Arrivals showed steady weekly gains, beginning with 42,233 visitors in the first week, followed by 44,262 in the second, 46,469 in the third, and a strong finish with 67,280 tourists in the final week. The average daily arrival rate stood at 6,459, outperforming last year’s 6,058 daily average for July.
Year-to-date (YTD) arrivals have now surpassed 1.36 million, a 14.2% increase compared to the same period in 2024. Nonetheless, this still trails the 2018 benchmark, which stood at over 1.38 million by end-July—highlighting a 1.4% shortfall.
India continues to lead as Sri Lanka’s largest tourism source market, contributing 37,128 arrivals in July alone and 279,122 for the year so far. Other key contributors for the month included the UK, Netherlands, China, and France. Cumulatively, the UK and Russia follow India in total arrivals this year.

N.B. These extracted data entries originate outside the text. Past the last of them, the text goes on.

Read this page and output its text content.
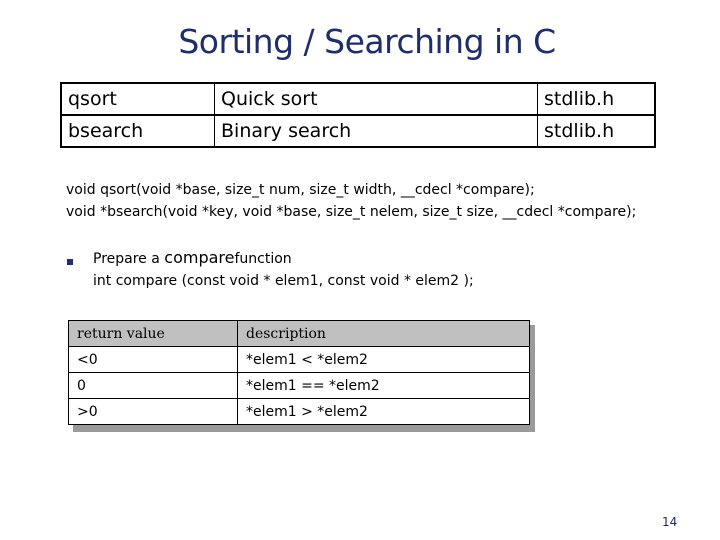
Sorting / Searching in C
qsort	Quick sort	stdlib.h
bsearch	Binary search	stdlib.h
void qsort(void *base, size_t num, size_t width, __cdecl *compare);
void *bsearch(void *key, void *base, size_t nelem, size_t size, __cdecl *compare);
Prepare a comparefunction
int compare (const void * elem1, const void * elem2 );
return value	description
<0	*elem1 < *elem2
0	*elem1 == *elem2
>0	*elem1 > *elem2
14
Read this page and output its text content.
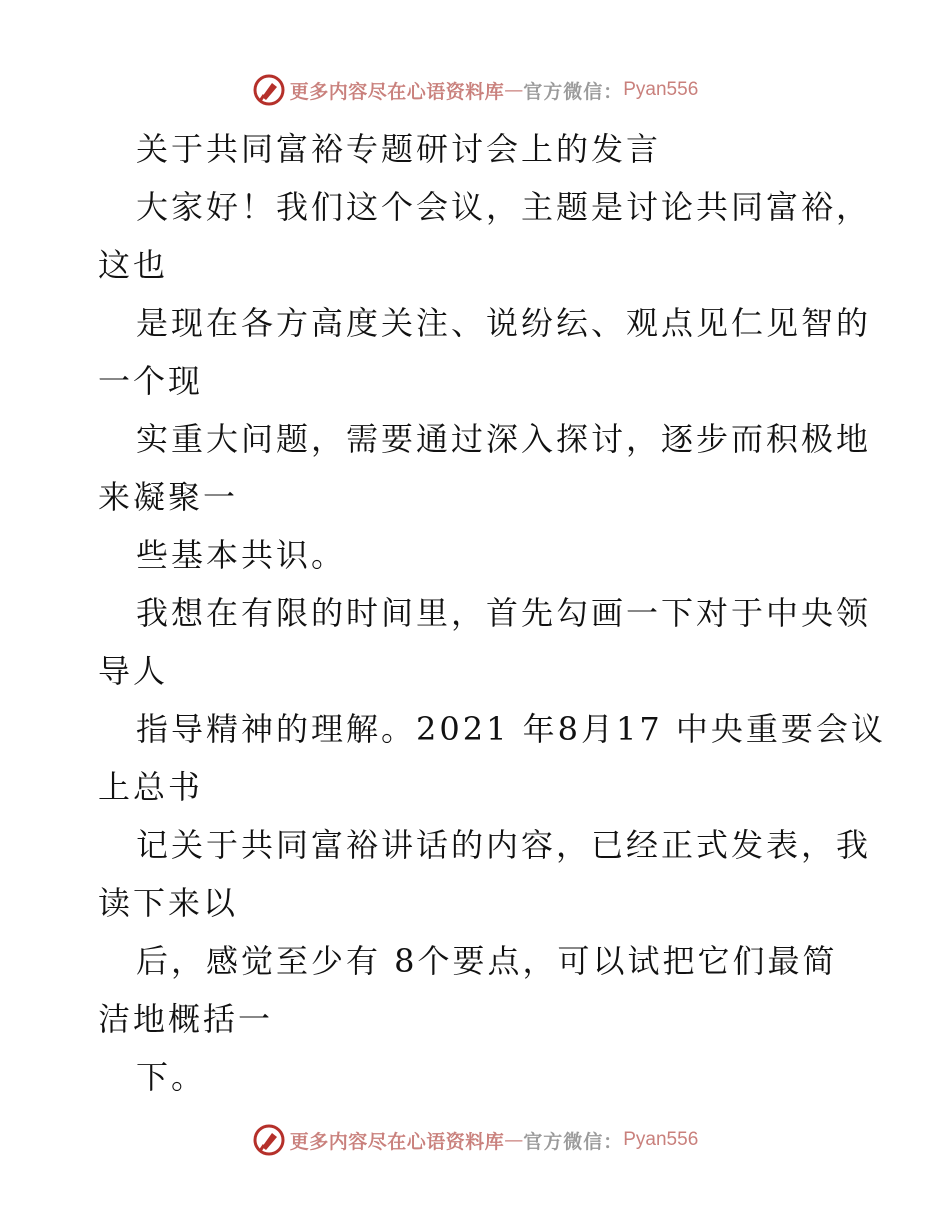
更多内容尽在心语资料库 — 官方微信： Pyan556
关于共同富裕专题研讨会上的发言
大家好！我们这个会议，主题是讨论共同富裕，
这也
是现在各方高度关注、说纷纭、观点见仁见智的
一个现
实重大问题，需要通过深入探讨，逐步而积极地
来凝聚一
些基本共识。
我想在有限的时间里，首先勾画一下对于中央领
导人
指导精神的理解。2021 年8月17 中央重要会议
上总书
记关于共同富裕讲话的内容，已经正式发表，我
读下来以
后，感觉至少有 8个要点，可以试把它们最简
洁地概括一
下。
更多内容尽在心语资料库 — 官方微信： Pyan556
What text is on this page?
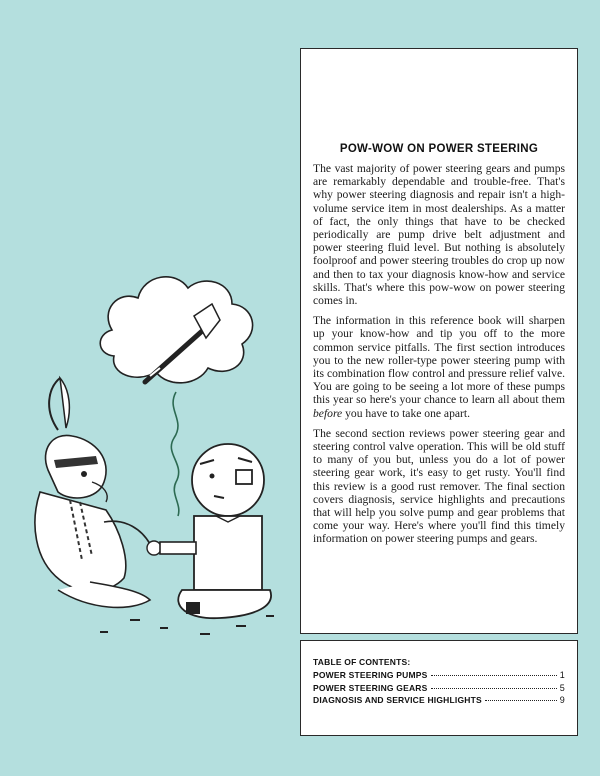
POW-WOW ON POWER STEERING

The vast majority of power steering gears and pumps are remarkably dependable and trouble-free. That's why power steering diagnosis and repair isn't a high-volume service item in most dealerships. As a matter of fact, the only things that have to be checked periodically are pump drive belt adjustment and power steering fluid level. But nothing is absolutely foolproof and power steering troubles do crop up now and then to tax your diagnosis know-how and service skills. That's where this pow-wow on power steering comes in.

The information in this reference book will sharpen up your know-how and tip you off to the more common service pitfalls. The first section introduces you to the new roller-type power steering pump with its combination flow control and pressure relief valve. You are going to be seeing a lot more of these pumps this year so here's your chance to learn all about them before you have to take one apart.

The second section reviews power steering gear and steering control valve operation. This will be old stuff to many of you but, unless you do a lot of power steering gear work, it's easy to get rusty. You'll find this review is a good rust remover. The final section covers diagnosis, service highlights and precautions that will help you solve pump and gear problems that come your way. Here's where you'll find this timely information on power steering pumps and gears.

TABLE OF CONTENTS:
POWER STEERING PUMPS	1
POWER STEERING GEARS	5
DIAGNOSIS AND SERVICE HIGHLIGHTS	9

Despite this growth, tourism industry stakeholders have raised concerns about the absence of a coordinated promotional strategy. Although the government has proposed visa-free entry for citizens from 40 countries, no official timeline has been announced. Furthermore, long-promised global marketing and nation branding campaigns remain unlaunched, frustrating private sector efforts to sustain growth.
With Sri Lanka aiming for 3 million tourist arrivals and $5 billion in tourism revenue in 2025, it still needs to attract over 1.36 million visitors—or 54%—before the end of the year. Stakeholders argue that beyond positive global rankings, policy delays and lack of execution pose a greater threat to reaching these targets.